The number of refundable credits increased in 2020 and 2021, driven by a drop in income as a result of the economic recession and the expansion of refundable credits in the CARES Act and in the American Recovery Plan Act of 2021. 2020 saw a 60 percent increase in the number of filers eligible for refundable credits, and total refundable credits increased to $148 billion. There were fewer filers claiming refundable credits in 2021 but the overall value of those credits claimed remained the same.

These credits primarily benefit lower-income individuals. Table 5 below shows the share of refundable credits by income in 2021. Nearly $128 billion, or 94 percent of the total refundable portion of these credits, were claimed by those with AGIs of $50,000 or less.

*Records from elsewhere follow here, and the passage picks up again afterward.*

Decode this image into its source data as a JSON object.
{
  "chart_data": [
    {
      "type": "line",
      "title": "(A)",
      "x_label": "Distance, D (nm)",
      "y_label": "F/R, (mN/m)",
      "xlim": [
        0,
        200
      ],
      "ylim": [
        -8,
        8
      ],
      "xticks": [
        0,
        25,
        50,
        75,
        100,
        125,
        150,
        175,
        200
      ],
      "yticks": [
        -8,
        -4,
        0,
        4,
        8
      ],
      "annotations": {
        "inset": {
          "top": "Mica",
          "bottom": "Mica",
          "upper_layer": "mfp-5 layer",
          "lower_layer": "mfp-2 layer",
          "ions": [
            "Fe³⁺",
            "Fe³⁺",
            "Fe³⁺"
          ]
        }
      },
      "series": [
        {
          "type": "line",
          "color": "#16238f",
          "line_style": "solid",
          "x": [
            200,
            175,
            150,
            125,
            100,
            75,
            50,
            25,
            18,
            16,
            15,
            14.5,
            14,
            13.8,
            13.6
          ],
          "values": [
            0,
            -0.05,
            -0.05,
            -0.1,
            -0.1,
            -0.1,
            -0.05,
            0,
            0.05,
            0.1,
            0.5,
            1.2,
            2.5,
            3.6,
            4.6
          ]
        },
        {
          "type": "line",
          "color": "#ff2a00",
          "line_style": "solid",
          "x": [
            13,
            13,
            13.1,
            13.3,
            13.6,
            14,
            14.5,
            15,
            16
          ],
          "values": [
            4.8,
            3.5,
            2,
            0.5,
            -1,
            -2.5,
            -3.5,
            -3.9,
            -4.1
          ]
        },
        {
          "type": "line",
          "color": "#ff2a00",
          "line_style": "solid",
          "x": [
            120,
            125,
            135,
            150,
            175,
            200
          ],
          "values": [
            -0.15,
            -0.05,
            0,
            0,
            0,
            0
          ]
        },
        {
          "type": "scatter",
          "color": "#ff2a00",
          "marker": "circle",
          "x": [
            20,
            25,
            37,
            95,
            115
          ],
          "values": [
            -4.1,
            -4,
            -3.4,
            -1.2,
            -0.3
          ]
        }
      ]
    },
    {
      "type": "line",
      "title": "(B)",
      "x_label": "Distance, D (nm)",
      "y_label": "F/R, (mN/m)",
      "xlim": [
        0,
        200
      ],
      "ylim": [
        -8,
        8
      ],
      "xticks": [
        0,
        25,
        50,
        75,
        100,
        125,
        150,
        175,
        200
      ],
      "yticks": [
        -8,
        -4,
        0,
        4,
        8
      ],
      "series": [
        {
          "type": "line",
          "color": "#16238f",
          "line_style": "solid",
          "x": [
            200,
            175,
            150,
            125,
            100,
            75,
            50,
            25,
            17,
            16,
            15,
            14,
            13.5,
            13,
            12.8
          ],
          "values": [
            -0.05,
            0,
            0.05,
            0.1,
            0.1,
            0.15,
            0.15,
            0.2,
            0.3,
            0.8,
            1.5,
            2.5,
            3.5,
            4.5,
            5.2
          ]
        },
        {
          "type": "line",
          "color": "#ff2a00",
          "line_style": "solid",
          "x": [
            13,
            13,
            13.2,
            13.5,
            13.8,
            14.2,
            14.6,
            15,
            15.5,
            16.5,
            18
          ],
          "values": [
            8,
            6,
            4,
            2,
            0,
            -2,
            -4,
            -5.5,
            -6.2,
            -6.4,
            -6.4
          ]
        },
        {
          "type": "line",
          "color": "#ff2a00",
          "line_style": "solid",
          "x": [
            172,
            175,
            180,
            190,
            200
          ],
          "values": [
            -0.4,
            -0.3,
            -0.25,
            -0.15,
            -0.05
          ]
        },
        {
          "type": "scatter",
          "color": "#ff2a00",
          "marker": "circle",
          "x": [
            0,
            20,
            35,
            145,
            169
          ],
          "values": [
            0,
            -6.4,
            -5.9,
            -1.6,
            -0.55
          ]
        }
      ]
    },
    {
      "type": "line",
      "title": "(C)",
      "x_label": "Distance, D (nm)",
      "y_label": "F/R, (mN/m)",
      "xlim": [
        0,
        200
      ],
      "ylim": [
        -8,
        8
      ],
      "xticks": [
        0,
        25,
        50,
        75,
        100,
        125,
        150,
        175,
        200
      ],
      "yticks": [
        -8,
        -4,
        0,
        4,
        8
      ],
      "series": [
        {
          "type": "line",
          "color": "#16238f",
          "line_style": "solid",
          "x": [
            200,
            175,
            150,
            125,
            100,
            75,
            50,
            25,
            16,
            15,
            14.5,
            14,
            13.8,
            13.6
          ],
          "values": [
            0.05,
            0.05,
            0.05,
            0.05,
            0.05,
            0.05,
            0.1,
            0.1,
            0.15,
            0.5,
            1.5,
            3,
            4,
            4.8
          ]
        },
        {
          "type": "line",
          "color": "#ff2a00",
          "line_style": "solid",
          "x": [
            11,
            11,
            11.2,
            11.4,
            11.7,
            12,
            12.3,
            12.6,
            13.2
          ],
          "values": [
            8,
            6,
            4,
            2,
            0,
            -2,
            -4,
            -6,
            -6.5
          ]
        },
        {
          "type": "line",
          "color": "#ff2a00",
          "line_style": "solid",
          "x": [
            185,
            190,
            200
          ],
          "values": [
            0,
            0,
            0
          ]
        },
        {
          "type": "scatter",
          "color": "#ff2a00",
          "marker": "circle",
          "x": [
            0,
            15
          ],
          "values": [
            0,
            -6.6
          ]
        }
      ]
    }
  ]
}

It is important to note that filers with no federal income tax liability do not necessarily have no federal tax liability whatsoever. Individuals with wage income are subject to payroll taxes to finance Social Security and Medicare, which is generally assessed at a flat rate from the first dollar of income. Some of the returns classified as not subject to a net income tax were also potentially subject to a host of additional taxes, including self-employment taxes. However, a review of federal analyses that takes these additional taxes into account finds that the tax code as a whole remains highly progressive.

Conclusion

Despite shifts in tax policy over the decades, including major reforms aimed at reducing top marginal income tax rates, the tax code has grown more progressive, with higher-income individuals shouldering a larger proportion of the income tax burden. Features, including the standard deduction, marginal brackets, and refundable credits, provide significant relief for lower-income earners.

Regardless of how politicians talk about fairness, it is important to remember how the U.S. tax system was designed to be highly progressive, and the data confirms that this is indeed the case.